Ankara and Tel Aviv signed a deal to normalize ties on June 28 after six years of strained relations, teh Hurriyet Daily News reports.
The director-general of Israel’s Foreign Ministry, Dore Gold, signed the deal in Tel Aviv private broadcaster CNN Türk has reported, while Turkish Foreign Ministry Undersecretary Feridun Sinirlioğlu signed the accord for the Turkish side in Ankara, according to state-run Anadolu Agency.
Turkish and Israeli prime ministers announced on June 27 that a deal to bring an end to the strained ties between the two countries had been reached and a deal would be signed on June 28.
Relations between Turkey and Israel had come to a halt after Israeli commandoes killed 10 Turkish pro-Palestinian activists on the Mavi Marmara aid flotilla in May 2010, as activists tried to breach an Israel’s Gaza blockade.
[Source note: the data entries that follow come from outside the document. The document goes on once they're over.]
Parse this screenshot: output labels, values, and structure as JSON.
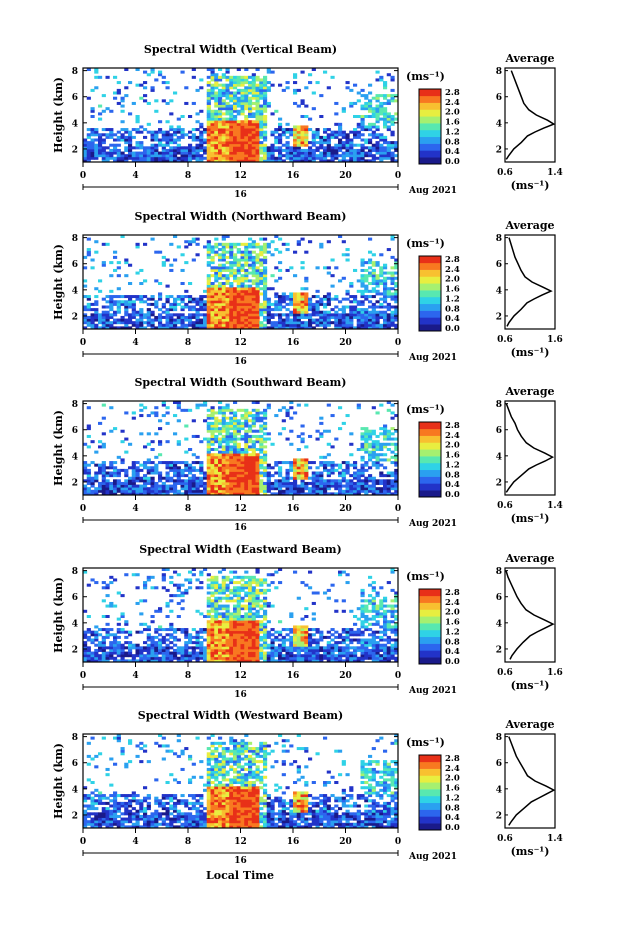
{
  "figure": {
    "xlabel": "Local Time",
    "ylabel": "Height (km)",
    "unit_label": "(ms⁻¹)",
    "avg_title": "Average",
    "avg_unit": "(ms⁻¹)",
    "date_label": "Aug 2021",
    "day_label": "16",
    "x_ticks": [
      "0",
      "4",
      "8",
      "12",
      "16",
      "20",
      "0"
    ],
    "y_ticks": [
      "2",
      "4",
      "6",
      "8"
    ],
    "colorbar_ticks": [
      "0.0",
      "0.4",
      "0.8",
      "1.2",
      "1.6",
      "2.0",
      "2.4",
      "2.8"
    ]
  },
  "colormap": [
    "#1a1a8a",
    "#2233c8",
    "#2c66ee",
    "#2aa0f0",
    "#2fd2e6",
    "#58e8b0",
    "#a6f070",
    "#e8ee40",
    "#f8c030",
    "#f87820",
    "#e83018"
  ],
  "chart_data": [
    {
      "type": "heatmap",
      "title": "Spectral Width (Vertical Beam)",
      "xlabel": "Local Time",
      "ylabel": "Height (km)",
      "x_range": [
        0,
        24
      ],
      "y_range": [
        1.0,
        8.2
      ],
      "value_range": [
        0.0,
        2.8
      ],
      "avg_profile": {
        "xlim": [
          0.6,
          1.4
        ],
        "ticks": [
          "0.6",
          "1.4"
        ],
        "heights": [
          1.2,
          1.5,
          2.0,
          2.5,
          3.0,
          3.3,
          3.6,
          3.9,
          4.2,
          4.6,
          5.0,
          5.5,
          6.0,
          6.5,
          7.0,
          7.5,
          8.0
        ],
        "values": [
          0.62,
          0.66,
          0.74,
          0.86,
          0.96,
          1.08,
          1.22,
          1.38,
          1.28,
          1.1,
          0.98,
          0.9,
          0.86,
          0.82,
          0.78,
          0.74,
          0.7
        ]
      }
    },
    {
      "type": "heatmap",
      "title": "Spectral Width (Northward Beam)",
      "xlabel": "Local Time",
      "ylabel": "Height (km)",
      "x_range": [
        0,
        24
      ],
      "y_range": [
        1.0,
        8.2
      ],
      "value_range": [
        0.0,
        2.8
      ],
      "avg_profile": {
        "xlim": [
          0.6,
          1.6
        ],
        "ticks": [
          "0.6",
          "1.6"
        ],
        "heights": [
          1.2,
          1.5,
          2.0,
          2.5,
          3.0,
          3.3,
          3.6,
          3.9,
          4.2,
          4.6,
          5.0,
          5.5,
          6.0,
          6.5,
          7.0,
          7.5,
          8.0
        ],
        "values": [
          0.64,
          0.68,
          0.78,
          0.92,
          1.04,
          1.18,
          1.34,
          1.52,
          1.36,
          1.14,
          1.0,
          0.92,
          0.86,
          0.8,
          0.76,
          0.72,
          0.68
        ]
      }
    },
    {
      "type": "heatmap",
      "title": "Spectral Width (Southward Beam)",
      "xlabel": "Local Time",
      "ylabel": "Height (km)",
      "x_range": [
        0,
        24
      ],
      "y_range": [
        1.0,
        8.2
      ],
      "value_range": [
        0.0,
        2.8
      ],
      "avg_profile": {
        "xlim": [
          0.6,
          1.4
        ],
        "ticks": [
          "0.6",
          "1.4"
        ],
        "heights": [
          1.2,
          1.5,
          2.0,
          2.5,
          3.0,
          3.3,
          3.6,
          3.9,
          4.2,
          4.6,
          5.0,
          5.5,
          6.0,
          6.5,
          7.0,
          7.5,
          8.0
        ],
        "values": [
          0.62,
          0.66,
          0.74,
          0.86,
          0.98,
          1.1,
          1.24,
          1.36,
          1.24,
          1.06,
          0.94,
          0.86,
          0.8,
          0.76,
          0.7,
          0.66,
          0.62
        ]
      }
    },
    {
      "type": "heatmap",
      "title": "Spectral Width (Eastward Beam)",
      "xlabel": "Local Time",
      "ylabel": "Height (km)",
      "x_range": [
        0,
        24
      ],
      "y_range": [
        1.0,
        8.2
      ],
      "value_range": [
        0.0,
        2.8
      ],
      "avg_profile": {
        "xlim": [
          0.6,
          1.6
        ],
        "ticks": [
          "0.6",
          "1.6"
        ],
        "heights": [
          1.2,
          1.5,
          2.0,
          2.5,
          3.0,
          3.3,
          3.6,
          3.9,
          4.2,
          4.6,
          5.0,
          5.5,
          6.0,
          6.5,
          7.0,
          7.5,
          8.0
        ],
        "values": [
          0.7,
          0.74,
          0.84,
          0.96,
          1.1,
          1.24,
          1.4,
          1.56,
          1.4,
          1.18,
          1.02,
          0.92,
          0.84,
          0.78,
          0.72,
          0.66,
          0.62
        ]
      }
    },
    {
      "type": "heatmap",
      "title": "Spectral Width (Westward Beam)",
      "xlabel": "Local Time",
      "ylabel": "Height (km)",
      "x_range": [
        0,
        24
      ],
      "y_range": [
        1.0,
        8.2
      ],
      "value_range": [
        0.0,
        2.8
      ],
      "avg_profile": {
        "xlim": [
          0.6,
          1.4
        ],
        "ticks": [
          "0.6",
          "1.4"
        ],
        "heights": [
          1.2,
          1.5,
          2.0,
          2.5,
          3.0,
          3.3,
          3.6,
          3.9,
          4.2,
          4.6,
          5.0,
          5.5,
          6.0,
          6.5,
          7.0,
          7.5,
          8.0
        ],
        "values": [
          0.66,
          0.7,
          0.78,
          0.9,
          1.02,
          1.14,
          1.26,
          1.38,
          1.26,
          1.08,
          0.96,
          0.9,
          0.84,
          0.78,
          0.74,
          0.7,
          0.66
        ]
      }
    }
  ]
}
Attempts to mend ties were initiated in 2015 when delegations from two sides met for the first time. Negotiations were conducted throughout 2016 until June 26, when the two sides met in Rome to agree on the latest draft of the agreement.
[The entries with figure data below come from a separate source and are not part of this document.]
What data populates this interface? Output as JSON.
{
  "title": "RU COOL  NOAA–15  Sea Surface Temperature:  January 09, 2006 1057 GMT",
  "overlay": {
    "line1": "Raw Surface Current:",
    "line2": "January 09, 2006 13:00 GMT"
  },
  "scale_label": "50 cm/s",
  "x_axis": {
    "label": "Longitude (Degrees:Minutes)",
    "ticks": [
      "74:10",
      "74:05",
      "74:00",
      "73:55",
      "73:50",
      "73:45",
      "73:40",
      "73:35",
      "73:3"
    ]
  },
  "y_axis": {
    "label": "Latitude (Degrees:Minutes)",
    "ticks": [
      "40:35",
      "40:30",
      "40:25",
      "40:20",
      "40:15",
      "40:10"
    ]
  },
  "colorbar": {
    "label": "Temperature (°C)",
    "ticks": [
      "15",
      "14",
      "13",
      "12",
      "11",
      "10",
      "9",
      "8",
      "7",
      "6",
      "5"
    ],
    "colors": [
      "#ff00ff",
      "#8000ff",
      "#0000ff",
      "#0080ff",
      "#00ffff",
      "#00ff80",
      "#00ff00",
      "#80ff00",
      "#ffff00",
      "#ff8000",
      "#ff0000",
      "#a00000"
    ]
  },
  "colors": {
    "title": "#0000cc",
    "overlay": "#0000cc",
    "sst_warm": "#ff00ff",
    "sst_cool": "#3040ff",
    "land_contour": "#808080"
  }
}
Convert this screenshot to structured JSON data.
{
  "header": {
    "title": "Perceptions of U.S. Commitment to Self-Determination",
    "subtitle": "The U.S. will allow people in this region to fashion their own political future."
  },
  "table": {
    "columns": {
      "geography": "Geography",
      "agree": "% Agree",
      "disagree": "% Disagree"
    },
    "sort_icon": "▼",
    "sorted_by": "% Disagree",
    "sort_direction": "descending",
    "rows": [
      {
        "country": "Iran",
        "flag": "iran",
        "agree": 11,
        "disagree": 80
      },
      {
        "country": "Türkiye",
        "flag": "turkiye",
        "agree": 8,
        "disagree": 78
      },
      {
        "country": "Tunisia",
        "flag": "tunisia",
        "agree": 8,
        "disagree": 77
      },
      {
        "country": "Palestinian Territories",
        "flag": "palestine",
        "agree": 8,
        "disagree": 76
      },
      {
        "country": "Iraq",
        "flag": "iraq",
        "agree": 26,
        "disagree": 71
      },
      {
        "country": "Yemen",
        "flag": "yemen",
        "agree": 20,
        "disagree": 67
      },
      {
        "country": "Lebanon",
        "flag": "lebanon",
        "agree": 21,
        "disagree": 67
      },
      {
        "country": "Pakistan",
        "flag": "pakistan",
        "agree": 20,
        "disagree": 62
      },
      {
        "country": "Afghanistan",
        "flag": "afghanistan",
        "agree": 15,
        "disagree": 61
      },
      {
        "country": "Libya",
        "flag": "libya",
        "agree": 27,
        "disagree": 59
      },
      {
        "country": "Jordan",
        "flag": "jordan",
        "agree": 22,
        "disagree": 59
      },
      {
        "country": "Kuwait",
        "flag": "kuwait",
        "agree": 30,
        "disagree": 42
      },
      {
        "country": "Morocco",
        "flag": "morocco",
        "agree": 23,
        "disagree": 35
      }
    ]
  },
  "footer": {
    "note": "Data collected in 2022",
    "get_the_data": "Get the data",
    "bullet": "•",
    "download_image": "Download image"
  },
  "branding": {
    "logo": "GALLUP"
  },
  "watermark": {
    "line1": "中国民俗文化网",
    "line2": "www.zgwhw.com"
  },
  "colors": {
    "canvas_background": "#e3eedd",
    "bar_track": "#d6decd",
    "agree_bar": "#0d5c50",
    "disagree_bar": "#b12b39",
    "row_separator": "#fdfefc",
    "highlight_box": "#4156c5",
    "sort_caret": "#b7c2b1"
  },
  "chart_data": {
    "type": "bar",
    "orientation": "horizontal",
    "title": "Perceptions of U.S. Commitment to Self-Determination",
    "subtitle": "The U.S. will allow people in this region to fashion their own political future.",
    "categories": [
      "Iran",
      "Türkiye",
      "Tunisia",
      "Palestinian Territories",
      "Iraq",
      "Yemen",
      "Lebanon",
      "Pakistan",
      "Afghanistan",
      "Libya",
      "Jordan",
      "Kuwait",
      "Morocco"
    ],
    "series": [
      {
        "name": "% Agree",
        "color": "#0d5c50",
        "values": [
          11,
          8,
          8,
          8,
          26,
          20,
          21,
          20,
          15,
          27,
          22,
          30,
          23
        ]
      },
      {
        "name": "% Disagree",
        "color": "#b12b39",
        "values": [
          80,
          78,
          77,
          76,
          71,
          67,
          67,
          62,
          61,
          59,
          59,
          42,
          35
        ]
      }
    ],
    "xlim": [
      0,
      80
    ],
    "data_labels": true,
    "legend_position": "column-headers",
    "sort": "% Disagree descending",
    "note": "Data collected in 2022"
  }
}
According to the deal, Israel will pay $20 million in compensation to the relatives of the Mavi Marmara victims.
In exchange for the compensation, all claims against Israeli soldiers in Turkey will be dropped. As the deal will be an international agreement approved by the parliament, it will be positioned above domestic law and all charges against Israeli navy officers will need to be dropped.